Hi @nishitaparmar, I think it's possible if the table has a column that stores the date when each record was inserted or updated. Otherwise, it might be difficult.
Thanks @takashi; but i don't have that for each attribute row. The only thing I have the sql function which give me the last update date for each table in the database.
If you can retrieve table names and those last update date by the function, this procedure might be possible.
- SQLCreator: Execute the SQL function to create features having two attributes - table name and last update date.
- Tester: Select only features whose last update date matches the day before yesterday.
FeatureReader: Read features for each table.
If you can retrieve table names and those last update date by the function, this procedure might be possible.
- SQLCreator: Execute the SQL function to create features having two attributes - table name and last update date.
- Tester: Select only features whose last update date matches the day before yesterday.
FeatureReader: Read features for each table.
Sounds logical to me. This is what i did, but not much success
1. SQL Creator - select name,
modify_date
from sys.tables (used the select statement for my non spatial sql)
2. Tester - but this resulted in reading all 213 tables instead of 3 that were modified yesterday
3. Feature Reader - Requires me to add all the tables from my DB and when i run it, it results in nothing.
Maybe my tester information is not right... really appreciate your help :)
Sounds logical to me. This is what i did, but not much success
1. SQL Creator - select name,
modify_date
from sys.tables (used the select statement for my non spatial sql)
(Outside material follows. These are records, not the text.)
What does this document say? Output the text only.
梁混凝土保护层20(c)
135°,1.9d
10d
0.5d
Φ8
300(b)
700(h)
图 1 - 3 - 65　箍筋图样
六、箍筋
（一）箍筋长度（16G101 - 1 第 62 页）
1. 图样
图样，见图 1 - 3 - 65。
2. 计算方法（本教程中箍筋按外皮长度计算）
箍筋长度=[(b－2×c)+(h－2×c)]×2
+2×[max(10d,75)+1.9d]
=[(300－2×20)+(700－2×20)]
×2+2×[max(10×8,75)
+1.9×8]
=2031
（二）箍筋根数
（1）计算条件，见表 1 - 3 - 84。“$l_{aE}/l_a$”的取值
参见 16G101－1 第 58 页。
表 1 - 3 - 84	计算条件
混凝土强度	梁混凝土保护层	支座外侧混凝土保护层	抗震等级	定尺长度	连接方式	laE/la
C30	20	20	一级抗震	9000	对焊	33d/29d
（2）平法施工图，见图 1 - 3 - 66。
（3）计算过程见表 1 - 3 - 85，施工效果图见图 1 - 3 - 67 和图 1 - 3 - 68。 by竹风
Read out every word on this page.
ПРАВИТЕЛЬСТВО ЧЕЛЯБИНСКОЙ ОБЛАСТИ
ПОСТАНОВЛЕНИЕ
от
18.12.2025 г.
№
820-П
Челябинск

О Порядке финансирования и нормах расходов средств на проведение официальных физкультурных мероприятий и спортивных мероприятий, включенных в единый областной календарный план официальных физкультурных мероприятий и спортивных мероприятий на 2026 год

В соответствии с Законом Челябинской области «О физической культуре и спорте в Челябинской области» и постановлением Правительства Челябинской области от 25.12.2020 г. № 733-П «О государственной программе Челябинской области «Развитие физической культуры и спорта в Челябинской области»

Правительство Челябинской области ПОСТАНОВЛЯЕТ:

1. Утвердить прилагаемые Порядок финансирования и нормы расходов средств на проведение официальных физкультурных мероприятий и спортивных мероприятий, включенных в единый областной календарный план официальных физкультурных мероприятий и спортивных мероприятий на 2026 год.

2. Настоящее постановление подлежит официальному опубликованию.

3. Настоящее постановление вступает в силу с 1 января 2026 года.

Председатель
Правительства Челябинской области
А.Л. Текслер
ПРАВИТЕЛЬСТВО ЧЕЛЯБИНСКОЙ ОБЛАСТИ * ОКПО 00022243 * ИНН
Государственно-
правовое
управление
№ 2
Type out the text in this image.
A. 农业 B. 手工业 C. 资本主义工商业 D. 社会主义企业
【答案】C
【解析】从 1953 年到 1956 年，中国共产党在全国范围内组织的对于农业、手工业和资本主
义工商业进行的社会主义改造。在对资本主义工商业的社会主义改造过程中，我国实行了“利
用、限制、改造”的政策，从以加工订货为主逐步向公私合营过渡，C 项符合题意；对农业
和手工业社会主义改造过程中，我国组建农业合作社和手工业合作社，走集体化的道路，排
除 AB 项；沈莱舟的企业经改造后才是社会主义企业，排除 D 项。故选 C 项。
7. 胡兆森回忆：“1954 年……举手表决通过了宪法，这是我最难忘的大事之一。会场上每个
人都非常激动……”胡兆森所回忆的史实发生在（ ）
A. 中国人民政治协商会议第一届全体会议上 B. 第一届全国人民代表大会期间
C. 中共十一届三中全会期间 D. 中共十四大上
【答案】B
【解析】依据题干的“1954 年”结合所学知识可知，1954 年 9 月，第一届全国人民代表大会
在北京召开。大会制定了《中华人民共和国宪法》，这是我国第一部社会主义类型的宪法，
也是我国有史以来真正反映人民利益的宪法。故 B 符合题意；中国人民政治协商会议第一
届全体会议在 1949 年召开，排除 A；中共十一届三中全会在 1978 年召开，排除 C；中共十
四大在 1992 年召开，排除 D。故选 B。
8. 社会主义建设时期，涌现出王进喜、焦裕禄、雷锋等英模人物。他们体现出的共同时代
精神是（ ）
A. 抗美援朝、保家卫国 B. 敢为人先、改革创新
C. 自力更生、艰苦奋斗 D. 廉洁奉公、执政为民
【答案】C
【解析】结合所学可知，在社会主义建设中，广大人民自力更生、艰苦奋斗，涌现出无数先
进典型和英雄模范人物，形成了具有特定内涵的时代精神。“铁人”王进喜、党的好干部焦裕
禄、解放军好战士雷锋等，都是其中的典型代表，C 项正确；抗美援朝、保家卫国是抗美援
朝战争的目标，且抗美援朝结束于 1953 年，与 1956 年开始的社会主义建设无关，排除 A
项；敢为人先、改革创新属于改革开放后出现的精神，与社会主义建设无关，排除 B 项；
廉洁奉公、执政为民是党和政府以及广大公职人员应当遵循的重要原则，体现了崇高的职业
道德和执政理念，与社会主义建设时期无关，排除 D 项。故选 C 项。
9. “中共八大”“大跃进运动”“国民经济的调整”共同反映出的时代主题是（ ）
2. Tester - but this resulted in reading all 213 tables instead of 3 that were modified yesterday
3. Feature Reader - Requires me to add all the tables from my DB and when i run it, it results in nothing.
Maybe my tester information is not right... really appreciate your help :)
- The "modify_date" column of the sys.tables table (inherited from the sys.objects) stores the last date when ALTER statement was applied to the table. I'm afraid that it may not be your desired "last update date".
- Since the format of the date value from the query will be "YYYYmmddHHMMSS.nnn", you need to change the format (e.g. "YYYYmmdd") and then compare it with the date value of yesterday (e.g. "20161103"). The DateFormatter and the TimeStamper might help you.